Mrs. Yorke mused over her embroidery, set a golden stitch in a violet, drew it too tightly, and had to loosen it.
"Oh!" Edith exclaimed, her memory catching on that thread. "That makes me recollect that I knit a tight strip into the heel of Mr. Rowan's stocking, and I can see just how it looked. But I didn't know it then."
There was a sound of wheels, and Mrs. Yorke looked up to see a carriage drawn by a pair of greys coming up the avenue. Major Cleaveland had lost no time in calling on his neighbors.
Mr. Yorke went down to meet his visitor, the road being too penitential for travel, and the two walked up together. They had known each other by sight in Boston, where the major spent his winters, but had no farther acquaintance. Now they met cordially, and stood a while talking in the portico before going in to see the ladies. Major Cleaveland was fresh-faced, pleasant-looking, and rather pompous in manner. A deep crape on his hat proclaimed him a widower. Indeed, Mrs. Cleaveland had not long survived young Mrs. Yorke, and the two had, ere this, let us hope, amicably settled the question of precedence.

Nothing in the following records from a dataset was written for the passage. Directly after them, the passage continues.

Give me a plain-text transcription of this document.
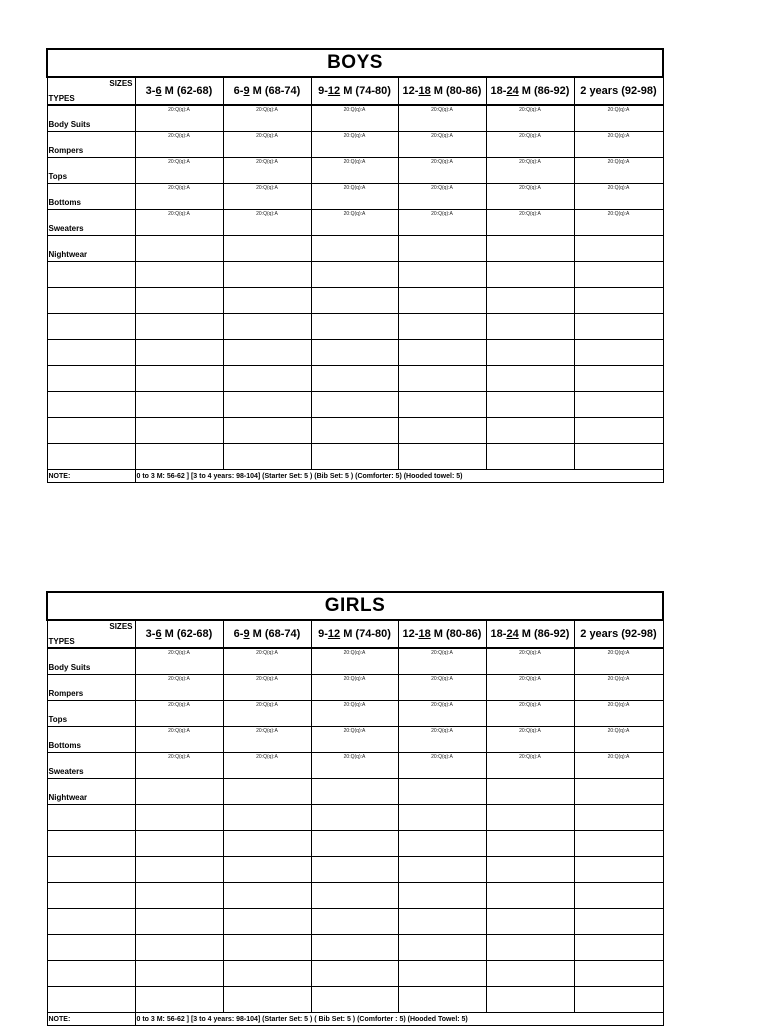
BOYS						

SIZES
TYPES	3-6 M (62-68)	6-9 M (68-74)	9-12 M (74-80)	12-18 M (80-86)	18-24 M (86-92)	2 years (92-98)

Body Suits	20:Q(q):A	20:Q(q):A	20:Q(q):A	20:Q(q):A	20:Q(q):A	20:Q(q):A

Rompers	20:Q(q):A	20:Q(q):A	20:Q(q):A	20:Q(q):A	20:Q(q):A	20:Q(q):A

Tops	20:Q(q):A	20:Q(q):A	20:Q(q):A	20:Q(q):A	20:Q(q):A	20:Q(q):A

Bottoms	20:Q(q):A	20:Q(q):A	20:Q(q):A	20:Q(q):A	20:Q(q):A	20:Q(q):A

Sweaters	20:Q(q):A	20:Q(q):A	20:Q(q):A	20:Q(q):A	20:Q(q):A	20:Q(q):A

Nightwear						

NOTE:	0 to 3 M: 56-62 ] [3 to 4 years: 98-104] (Starter Set: 5 ) (Bib Set: 5 ) (Comforter: 5) (Hooded towel: 5)					
GIRLS						

SIZES
TYPES	3-6 M (62-68)	6-9 M (68-74)	9-12 M (74-80)	12-18 M (80-86)	18-24 M (86-92)	2 years (92-98)

Body Suits	20:Q(q):A	20:Q(q):A	20:Q(q):A	20:Q(q):A	20:Q(q):A	20:Q(q):A

Rompers	20:Q(q):A	20:Q(q):A	20:Q(q):A	20:Q(q):A	20:Q(q):A	20:Q(q):A

Tops	20:Q(q):A	20:Q(q):A	20:Q(q):A	20:Q(q):A	20:Q(q):A	20:Q(q):A

Bottoms	20:Q(q):A	20:Q(q):A	20:Q(q):A	20:Q(q):A	20:Q(q):A	20:Q(q):A

Sweaters	20:Q(q):A	20:Q(q):A	20:Q(q):A	20:Q(q):A	20:Q(q):A	20:Q(q):A

Nightwear						

NOTE:	0 to 3 M: 56-62 ] [3 to 4 years: 98-104] (Starter Set: 5 ) ( Bib Set: 5 ) (Comforter : 5) (Hooded Towel: 5)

The visit was an agreeable one to all, though it was evident that the visitor felt more at ease with the ladies than with his host. He was slightly disconcerted by Mr. York's piercing eyes, aquiline nose, and emphatic mode of speech, and on the whole found him rather too dominant in manner. It appeared that there were to be two lords in Seaton instead of one.
We doubt if the most amiable of Bengal lions would be altogether pleased at seeing his proper jungle invaded by even the politest of Nubian lions; and we may be pretty sure that the lioness would hear in private more than one remark detrimental to the dignity of that odious black monster with his desert manners. And in return, it is not unlikely that the African desert-king might sneer at his tawny brother as rather an effeminate creature. It is not the lionesses alone who have rivalries. Certain it is that, when Major Cleaveland had gone, and the ladies chose to praise him very highly, Melicent pronouncing him to be a superior person, Mr. Yorke saw fit to greet the remark with one of his most disagreeable smiles.
"Don't you think so, papa?" asks Melicent.
"He has intellectual tastes, but no intellectual power," answered "papa" most decidedly. "He has glimmerings."
But for all that, the call was a pleasant one, the gentleman lingering half an hour, and then going with reluctance. The presence of Edith had caused him a momentary embarrassment. He was not sure that it would be delicate to remember having ever seen her before, and yet her smiling eyes seemed to expect a recognition. But Mrs. Yorke brought her forward immediately. "Edith tells me you are an acquaintance," she said, "and that you have been very kind to her."
Before going, Major Cleaveland placed his pews in the meeting-house at their disposal, and offered to send a carriage for them the next morning. "I have two of the best pews in Dr. Martin's church," he said, "and since my boys went away to school, there has been no one but myself to occupy them. There is room in each for six persons; and I sit in one, and put my hat in the other. Of course, we look like two oases in a red velvet desert. Do come, ladies, and make a garden of the place."